For development checks, the local enriched smoke scripts validate important fields such as viewCount, viewCountText, author, publish date, channel ID, and channel URL before a build is published.

Data Quality Notes

YouTube changes page markup and does not expose every field for every video or channel. When a value is unavailable, the Actor returns null or N/A instead of guessing. detailStatus explains whether the Actor successfully enriched the row; partial means the listing row was kept but HTTP detail enrichment did not recover every requested detail and browser fallback was disabled.

FAQ

Can I scrape by channel name?

Yes. Inputs like youtube, @youtube, and https://www.youtube.com/@youtube/shorts are normalized to the channel Shorts page.

Can I scrape hashtags?

Yes. Enter hashtags with or without #. If both hashtag and channel are provided, hashtags take precedence.

Can I scrape one specific Short?

Yes. Use videoUrls with one or more direct Shorts URLs. This skips listing extraction and goes straight to detail enrichment.

Why are some fields null?

Some values are not exposed by YouTube for every Short or channel. The Actor enriches aggressively by default, but it does not fabricate missing data.

Why does a run take longer with details enabled?

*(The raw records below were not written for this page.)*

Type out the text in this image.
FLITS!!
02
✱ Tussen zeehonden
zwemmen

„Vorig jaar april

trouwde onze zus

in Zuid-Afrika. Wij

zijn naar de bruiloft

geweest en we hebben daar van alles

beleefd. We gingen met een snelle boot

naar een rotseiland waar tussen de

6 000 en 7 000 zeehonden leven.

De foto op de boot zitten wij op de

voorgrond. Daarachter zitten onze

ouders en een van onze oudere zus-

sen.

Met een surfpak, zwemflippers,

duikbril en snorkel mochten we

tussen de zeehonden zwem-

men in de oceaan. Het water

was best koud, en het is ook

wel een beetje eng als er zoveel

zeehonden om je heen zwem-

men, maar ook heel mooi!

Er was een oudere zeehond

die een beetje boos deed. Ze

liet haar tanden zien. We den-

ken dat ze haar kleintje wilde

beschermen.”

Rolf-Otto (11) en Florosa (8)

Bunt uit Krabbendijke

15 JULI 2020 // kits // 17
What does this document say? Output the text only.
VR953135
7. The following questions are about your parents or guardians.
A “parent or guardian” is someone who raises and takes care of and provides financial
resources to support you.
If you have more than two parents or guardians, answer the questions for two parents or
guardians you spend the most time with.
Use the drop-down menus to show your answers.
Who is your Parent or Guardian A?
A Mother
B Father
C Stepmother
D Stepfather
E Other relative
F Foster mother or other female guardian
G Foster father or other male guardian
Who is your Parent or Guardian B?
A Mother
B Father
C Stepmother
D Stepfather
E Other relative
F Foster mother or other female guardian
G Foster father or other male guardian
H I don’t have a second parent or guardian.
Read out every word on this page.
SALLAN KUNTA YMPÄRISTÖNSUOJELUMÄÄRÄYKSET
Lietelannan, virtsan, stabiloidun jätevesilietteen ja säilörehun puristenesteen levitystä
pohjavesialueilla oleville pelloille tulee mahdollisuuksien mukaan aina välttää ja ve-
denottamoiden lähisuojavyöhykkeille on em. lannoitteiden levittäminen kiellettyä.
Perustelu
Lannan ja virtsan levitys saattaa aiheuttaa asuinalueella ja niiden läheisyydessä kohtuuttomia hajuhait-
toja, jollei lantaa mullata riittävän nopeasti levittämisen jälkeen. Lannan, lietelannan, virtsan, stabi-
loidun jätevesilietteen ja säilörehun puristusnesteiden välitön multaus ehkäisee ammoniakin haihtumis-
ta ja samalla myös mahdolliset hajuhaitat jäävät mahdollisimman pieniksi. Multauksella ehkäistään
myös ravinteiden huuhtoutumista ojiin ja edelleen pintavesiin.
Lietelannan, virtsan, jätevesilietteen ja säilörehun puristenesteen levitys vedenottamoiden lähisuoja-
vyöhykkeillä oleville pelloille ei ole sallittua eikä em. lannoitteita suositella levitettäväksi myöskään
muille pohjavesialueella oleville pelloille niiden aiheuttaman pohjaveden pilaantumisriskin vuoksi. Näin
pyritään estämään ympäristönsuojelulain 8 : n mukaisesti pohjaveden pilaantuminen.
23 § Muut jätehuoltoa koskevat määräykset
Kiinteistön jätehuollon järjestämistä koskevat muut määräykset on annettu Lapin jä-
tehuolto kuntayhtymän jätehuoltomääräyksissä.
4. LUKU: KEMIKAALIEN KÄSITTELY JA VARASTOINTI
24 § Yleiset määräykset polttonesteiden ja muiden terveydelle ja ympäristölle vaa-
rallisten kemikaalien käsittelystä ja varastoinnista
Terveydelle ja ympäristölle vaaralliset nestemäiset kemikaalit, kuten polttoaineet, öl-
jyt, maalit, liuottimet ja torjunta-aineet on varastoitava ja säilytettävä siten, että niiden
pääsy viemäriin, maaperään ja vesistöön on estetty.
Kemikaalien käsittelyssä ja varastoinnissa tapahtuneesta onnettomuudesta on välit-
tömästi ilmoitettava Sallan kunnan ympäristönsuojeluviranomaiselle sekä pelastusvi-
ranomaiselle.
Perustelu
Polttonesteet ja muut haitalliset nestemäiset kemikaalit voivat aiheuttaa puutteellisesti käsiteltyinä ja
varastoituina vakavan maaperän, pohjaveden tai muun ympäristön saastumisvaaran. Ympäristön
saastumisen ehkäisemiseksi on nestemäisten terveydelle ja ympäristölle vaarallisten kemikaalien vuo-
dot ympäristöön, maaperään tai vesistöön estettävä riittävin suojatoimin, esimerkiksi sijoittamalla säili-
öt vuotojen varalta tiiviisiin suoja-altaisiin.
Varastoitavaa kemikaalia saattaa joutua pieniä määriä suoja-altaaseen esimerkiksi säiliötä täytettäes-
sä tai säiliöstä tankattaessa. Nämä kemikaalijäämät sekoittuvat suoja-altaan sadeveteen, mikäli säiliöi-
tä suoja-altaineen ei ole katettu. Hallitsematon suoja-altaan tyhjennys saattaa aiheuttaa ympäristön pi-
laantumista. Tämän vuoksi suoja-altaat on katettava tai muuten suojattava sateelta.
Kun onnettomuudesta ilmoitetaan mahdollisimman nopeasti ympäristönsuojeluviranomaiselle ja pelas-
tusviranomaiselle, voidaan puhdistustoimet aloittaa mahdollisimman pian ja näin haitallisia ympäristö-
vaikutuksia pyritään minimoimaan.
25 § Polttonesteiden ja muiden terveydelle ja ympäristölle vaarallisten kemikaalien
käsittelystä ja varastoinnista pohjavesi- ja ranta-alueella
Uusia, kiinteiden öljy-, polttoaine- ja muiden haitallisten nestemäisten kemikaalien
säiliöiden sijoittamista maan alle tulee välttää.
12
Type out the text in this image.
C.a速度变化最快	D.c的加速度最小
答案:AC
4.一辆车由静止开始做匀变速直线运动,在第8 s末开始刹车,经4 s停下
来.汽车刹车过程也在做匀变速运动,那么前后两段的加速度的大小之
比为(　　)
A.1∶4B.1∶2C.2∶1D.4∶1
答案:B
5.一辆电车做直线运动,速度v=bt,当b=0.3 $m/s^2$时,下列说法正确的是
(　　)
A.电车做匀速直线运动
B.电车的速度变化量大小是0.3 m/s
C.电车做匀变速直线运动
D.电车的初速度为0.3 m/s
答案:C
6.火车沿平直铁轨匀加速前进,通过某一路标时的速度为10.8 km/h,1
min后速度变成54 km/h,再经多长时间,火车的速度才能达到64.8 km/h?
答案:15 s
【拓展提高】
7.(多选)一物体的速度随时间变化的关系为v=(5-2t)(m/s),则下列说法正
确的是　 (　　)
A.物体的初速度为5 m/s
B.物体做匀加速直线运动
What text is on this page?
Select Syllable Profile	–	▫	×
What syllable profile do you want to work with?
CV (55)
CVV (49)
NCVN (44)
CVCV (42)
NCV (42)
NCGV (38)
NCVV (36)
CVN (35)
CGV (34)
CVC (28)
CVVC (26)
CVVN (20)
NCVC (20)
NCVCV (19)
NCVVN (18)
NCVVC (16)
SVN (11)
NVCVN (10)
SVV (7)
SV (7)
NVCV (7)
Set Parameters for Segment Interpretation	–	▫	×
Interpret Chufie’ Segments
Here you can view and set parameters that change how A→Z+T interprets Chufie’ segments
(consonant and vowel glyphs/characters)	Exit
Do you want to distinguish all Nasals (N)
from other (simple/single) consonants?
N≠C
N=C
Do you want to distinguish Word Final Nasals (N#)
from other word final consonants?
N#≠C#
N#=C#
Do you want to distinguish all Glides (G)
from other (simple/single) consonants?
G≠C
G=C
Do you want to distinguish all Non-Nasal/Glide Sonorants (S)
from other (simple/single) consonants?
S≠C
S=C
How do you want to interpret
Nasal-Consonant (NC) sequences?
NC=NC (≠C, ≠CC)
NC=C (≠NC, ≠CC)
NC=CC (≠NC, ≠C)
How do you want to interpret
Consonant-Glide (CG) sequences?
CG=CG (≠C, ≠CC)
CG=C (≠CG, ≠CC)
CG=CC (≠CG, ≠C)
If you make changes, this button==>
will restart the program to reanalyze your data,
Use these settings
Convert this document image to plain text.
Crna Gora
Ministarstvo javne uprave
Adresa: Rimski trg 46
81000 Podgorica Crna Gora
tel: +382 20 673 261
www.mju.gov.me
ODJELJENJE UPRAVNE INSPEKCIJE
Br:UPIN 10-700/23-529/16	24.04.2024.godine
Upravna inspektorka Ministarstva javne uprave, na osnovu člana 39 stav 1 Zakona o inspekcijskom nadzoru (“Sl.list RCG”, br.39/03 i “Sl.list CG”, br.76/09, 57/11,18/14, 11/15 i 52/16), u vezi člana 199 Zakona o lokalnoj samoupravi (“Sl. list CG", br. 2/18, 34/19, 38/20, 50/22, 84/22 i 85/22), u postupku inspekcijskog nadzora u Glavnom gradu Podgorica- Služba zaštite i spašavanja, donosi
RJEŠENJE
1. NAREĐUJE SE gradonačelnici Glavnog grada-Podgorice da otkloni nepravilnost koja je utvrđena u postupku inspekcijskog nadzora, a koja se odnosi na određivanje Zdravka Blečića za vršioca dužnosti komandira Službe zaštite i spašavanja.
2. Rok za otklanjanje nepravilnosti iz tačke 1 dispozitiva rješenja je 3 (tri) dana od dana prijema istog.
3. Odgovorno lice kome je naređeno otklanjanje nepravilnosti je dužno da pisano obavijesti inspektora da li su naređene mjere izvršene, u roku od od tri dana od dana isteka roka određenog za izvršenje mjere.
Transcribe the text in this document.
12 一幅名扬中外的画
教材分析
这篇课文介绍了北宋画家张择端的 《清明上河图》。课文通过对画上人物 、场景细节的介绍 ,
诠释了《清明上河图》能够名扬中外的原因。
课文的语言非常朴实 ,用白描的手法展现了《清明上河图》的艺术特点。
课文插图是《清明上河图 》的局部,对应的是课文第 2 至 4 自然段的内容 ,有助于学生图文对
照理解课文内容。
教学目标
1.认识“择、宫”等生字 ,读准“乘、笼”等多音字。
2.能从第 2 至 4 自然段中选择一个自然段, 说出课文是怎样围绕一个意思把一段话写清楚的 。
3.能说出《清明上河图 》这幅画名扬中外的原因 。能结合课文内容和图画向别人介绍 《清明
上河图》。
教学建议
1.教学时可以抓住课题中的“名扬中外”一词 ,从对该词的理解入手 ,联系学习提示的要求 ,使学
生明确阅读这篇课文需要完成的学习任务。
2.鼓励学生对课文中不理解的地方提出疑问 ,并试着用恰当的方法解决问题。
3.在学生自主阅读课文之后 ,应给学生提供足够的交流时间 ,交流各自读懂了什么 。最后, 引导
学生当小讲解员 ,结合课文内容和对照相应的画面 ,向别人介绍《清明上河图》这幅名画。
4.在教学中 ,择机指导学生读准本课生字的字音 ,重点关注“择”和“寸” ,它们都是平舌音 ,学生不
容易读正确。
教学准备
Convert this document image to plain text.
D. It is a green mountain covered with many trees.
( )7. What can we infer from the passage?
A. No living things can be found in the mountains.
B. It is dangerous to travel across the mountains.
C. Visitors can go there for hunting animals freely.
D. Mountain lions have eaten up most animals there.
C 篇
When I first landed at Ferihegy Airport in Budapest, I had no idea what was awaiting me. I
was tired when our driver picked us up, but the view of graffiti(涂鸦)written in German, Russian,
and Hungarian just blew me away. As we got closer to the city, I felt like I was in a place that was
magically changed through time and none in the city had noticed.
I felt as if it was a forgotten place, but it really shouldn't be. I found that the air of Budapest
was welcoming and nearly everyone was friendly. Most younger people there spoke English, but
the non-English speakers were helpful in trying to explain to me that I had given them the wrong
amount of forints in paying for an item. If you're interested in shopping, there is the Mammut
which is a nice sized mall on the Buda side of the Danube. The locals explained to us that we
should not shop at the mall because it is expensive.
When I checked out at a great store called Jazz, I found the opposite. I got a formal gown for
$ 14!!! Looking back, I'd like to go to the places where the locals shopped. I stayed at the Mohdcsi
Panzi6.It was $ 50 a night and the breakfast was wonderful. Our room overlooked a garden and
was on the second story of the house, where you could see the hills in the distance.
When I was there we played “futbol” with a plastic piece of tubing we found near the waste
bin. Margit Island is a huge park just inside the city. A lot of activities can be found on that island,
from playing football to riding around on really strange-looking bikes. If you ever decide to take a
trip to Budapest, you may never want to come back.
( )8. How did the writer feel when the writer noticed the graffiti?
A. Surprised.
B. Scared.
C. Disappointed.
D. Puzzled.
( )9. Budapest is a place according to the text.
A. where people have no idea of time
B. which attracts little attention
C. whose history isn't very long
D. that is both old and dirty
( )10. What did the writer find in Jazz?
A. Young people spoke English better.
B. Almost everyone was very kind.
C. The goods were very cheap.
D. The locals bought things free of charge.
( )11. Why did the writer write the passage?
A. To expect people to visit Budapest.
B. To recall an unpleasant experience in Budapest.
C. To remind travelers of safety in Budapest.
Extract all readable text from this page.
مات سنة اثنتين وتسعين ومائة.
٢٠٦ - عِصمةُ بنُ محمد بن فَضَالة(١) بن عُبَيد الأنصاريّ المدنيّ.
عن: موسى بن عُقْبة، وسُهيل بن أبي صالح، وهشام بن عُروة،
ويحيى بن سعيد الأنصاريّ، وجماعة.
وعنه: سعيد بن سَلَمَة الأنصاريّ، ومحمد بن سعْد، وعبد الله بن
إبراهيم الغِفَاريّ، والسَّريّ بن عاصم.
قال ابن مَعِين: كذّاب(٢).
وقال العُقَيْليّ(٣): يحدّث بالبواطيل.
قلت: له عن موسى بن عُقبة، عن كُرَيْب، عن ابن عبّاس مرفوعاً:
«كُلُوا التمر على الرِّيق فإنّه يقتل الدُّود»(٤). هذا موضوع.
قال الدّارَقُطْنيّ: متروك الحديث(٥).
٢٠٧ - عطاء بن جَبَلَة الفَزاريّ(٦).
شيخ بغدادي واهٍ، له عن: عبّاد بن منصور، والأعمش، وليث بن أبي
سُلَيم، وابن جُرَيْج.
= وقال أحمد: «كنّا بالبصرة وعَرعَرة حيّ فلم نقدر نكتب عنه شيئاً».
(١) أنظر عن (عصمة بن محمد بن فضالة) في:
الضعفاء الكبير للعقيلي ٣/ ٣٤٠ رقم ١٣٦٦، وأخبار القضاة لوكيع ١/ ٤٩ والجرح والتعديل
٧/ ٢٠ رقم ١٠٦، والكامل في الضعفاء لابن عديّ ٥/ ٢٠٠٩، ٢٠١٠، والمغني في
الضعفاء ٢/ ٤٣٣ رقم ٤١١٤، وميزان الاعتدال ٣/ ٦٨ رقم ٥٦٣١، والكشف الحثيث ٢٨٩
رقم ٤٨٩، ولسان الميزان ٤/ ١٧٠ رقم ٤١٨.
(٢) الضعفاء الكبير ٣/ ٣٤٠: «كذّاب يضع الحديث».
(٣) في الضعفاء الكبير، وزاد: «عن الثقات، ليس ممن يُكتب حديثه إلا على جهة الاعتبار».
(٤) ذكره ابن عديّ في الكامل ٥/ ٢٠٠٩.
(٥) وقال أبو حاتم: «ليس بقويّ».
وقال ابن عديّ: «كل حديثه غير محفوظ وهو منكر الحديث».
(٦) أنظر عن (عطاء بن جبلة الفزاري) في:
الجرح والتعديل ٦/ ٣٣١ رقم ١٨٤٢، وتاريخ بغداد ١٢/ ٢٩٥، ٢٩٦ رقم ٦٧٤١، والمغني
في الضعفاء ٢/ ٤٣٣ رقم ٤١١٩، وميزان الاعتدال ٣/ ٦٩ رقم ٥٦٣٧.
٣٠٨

The Actor first tries lightweight HTTP extraction. It opens a browser page only when fallbackToBrowser is enabled and important detail fields are missing, or when HTTP listing/profile extraction cannot produce usable rows.

Is this an official YouTube API?

No. This Actor uses HTTP extraction and optional browser fallback to collect publicly visible YouTube Shorts data.

Support

Open an issue on the Actor page if you see a repeatable extraction problem. Include your input, run ID, and one example video URL so the issue can be reproduced.